I'm formalizing this paper in a proof assistant. On page 14, you can find a proof of a property called dichotomy. It is useful to stablish the group law for this curves. However, I'm not understanding the argument used:
Here if I assumed that $p \equiv 0 \mod S$ is equivalent to $p = 0$ it would be easy to deduce $(a_0,b_0) = \pm (b_1,a_1)$ since the first equality is saying $a_0 = \pm b_1, a_1 = \pm b_0$ and the last equality is saying that this two equalities have the same sign.
However, it is obvious that $p \equiv 0 \mod S$ is not equivalent to $p = 0$. I have several questions:
- Why does the author choose the ideal generated by $e_1,e_2,\delta',\ldots$. How does the reduction modulo $S$ justify the last equality?

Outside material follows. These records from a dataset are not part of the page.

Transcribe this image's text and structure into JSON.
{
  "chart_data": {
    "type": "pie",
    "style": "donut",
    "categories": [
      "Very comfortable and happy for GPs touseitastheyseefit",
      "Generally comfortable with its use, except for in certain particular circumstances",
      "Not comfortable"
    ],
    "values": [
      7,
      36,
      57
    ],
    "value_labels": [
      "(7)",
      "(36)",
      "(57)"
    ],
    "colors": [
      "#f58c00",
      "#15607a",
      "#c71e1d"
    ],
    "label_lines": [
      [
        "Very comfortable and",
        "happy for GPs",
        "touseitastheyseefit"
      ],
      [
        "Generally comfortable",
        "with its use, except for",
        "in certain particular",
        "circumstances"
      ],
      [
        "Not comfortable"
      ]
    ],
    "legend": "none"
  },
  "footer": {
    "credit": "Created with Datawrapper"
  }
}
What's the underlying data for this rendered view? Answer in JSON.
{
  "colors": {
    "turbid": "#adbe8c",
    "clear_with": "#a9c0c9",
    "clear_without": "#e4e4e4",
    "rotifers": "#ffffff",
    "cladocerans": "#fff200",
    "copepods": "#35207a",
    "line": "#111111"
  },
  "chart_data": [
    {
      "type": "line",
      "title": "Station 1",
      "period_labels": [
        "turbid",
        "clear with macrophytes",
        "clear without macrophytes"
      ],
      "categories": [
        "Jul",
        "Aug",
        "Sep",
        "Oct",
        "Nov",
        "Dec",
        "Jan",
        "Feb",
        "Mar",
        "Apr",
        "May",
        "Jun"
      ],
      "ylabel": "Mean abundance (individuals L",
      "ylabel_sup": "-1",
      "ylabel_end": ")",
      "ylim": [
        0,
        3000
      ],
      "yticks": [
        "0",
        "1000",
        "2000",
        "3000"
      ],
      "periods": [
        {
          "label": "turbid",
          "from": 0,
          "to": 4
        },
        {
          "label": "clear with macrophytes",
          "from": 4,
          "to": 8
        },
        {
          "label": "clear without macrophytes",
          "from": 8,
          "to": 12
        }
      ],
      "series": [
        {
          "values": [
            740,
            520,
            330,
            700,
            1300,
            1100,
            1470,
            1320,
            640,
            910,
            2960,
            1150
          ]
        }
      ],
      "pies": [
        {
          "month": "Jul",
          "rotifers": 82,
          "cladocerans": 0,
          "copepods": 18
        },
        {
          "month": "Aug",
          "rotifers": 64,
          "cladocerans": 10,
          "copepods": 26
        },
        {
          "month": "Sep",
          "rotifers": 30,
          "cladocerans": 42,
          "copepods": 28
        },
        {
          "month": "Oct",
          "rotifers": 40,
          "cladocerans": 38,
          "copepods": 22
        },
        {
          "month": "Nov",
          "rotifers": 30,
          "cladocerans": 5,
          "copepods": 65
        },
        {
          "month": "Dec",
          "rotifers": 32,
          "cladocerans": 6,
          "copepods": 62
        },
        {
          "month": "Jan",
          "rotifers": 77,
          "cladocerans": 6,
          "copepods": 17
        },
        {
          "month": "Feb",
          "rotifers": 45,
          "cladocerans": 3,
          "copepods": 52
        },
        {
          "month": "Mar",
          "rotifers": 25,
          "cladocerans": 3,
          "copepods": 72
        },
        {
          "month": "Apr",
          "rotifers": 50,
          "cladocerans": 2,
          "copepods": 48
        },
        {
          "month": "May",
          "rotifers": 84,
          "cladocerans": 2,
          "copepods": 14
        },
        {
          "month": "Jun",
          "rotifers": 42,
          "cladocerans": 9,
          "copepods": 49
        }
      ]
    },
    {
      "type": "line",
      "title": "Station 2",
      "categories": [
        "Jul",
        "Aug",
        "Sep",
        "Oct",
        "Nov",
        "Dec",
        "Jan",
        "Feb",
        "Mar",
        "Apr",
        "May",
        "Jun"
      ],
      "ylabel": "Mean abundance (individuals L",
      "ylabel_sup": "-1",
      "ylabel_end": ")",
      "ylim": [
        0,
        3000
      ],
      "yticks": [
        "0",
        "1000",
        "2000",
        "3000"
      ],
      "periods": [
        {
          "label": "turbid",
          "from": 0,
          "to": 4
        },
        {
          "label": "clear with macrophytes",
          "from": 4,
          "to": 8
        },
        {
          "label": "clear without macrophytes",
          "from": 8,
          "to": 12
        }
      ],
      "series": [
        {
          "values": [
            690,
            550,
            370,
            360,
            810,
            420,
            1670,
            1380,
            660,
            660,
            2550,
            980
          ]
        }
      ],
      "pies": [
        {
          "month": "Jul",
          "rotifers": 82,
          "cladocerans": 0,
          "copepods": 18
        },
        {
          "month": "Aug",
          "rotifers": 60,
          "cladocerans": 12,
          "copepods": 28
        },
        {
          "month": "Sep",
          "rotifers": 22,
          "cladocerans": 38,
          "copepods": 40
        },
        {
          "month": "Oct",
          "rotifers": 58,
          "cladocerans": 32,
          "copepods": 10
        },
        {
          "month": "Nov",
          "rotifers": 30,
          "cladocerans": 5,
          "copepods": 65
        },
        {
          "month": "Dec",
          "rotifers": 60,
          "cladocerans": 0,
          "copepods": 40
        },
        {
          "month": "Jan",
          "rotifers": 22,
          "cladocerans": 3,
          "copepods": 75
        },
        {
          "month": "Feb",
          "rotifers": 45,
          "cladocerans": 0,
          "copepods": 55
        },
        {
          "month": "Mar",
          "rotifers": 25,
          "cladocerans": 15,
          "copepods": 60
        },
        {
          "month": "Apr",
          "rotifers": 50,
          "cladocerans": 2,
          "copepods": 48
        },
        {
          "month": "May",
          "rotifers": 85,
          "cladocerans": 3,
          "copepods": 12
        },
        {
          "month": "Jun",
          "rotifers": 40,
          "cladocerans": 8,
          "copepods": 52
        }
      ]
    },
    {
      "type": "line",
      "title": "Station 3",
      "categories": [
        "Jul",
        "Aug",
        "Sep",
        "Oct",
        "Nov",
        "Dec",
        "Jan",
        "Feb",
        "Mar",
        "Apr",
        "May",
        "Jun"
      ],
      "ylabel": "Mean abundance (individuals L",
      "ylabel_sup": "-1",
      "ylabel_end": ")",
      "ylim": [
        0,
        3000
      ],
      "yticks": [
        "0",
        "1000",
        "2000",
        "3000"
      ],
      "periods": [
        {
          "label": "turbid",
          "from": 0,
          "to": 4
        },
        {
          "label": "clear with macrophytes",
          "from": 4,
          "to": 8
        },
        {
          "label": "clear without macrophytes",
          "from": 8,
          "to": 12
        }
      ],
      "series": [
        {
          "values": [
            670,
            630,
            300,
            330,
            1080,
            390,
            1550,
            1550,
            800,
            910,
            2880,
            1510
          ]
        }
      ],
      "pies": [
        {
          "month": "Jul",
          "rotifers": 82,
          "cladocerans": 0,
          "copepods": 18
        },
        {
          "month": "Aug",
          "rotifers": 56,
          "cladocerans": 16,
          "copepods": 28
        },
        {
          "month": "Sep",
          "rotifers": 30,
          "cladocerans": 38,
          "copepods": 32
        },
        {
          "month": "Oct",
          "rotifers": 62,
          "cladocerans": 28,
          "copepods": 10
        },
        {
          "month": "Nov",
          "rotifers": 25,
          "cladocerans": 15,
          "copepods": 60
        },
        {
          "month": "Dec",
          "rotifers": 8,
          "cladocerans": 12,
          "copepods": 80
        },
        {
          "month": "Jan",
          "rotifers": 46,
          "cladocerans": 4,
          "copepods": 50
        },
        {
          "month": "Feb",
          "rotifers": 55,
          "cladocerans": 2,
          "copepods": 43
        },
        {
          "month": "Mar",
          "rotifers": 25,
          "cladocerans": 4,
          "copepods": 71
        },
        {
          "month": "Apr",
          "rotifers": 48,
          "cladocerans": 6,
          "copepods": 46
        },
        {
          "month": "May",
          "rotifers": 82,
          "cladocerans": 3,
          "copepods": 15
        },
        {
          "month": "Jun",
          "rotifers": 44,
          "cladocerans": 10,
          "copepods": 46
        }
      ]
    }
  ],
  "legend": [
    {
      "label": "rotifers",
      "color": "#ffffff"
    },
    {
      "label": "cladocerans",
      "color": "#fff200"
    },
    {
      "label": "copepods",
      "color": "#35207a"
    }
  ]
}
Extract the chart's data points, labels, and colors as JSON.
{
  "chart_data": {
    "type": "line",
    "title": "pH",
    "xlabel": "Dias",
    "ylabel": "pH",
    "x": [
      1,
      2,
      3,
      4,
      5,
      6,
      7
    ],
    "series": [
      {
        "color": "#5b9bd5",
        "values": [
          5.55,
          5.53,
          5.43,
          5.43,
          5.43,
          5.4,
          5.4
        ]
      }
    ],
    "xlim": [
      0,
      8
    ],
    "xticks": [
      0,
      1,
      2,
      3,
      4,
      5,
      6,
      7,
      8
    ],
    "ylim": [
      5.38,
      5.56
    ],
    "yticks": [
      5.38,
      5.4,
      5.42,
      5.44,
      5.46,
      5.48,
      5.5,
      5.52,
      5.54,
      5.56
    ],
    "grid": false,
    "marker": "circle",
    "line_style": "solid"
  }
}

- What is the role of $q$ in the polynomial $qx_0x_1y_0y_1 - 1$? It is not specified in the paper nor in the Mathematica computations.
Edit
Some progress:
Note that $e_1,e_2,\delta',\delta_{\pm}$ are zero. If the last one was zero also there should be no problem in establishing the property.
The coordinate ring of $E^\circ$ is the coordinate ring S of $E_{aff}$ with x and y inverted, which is S[q]/(q x y - 1), where q is a fresh variable. (In other words, q is the inverse of x*y.)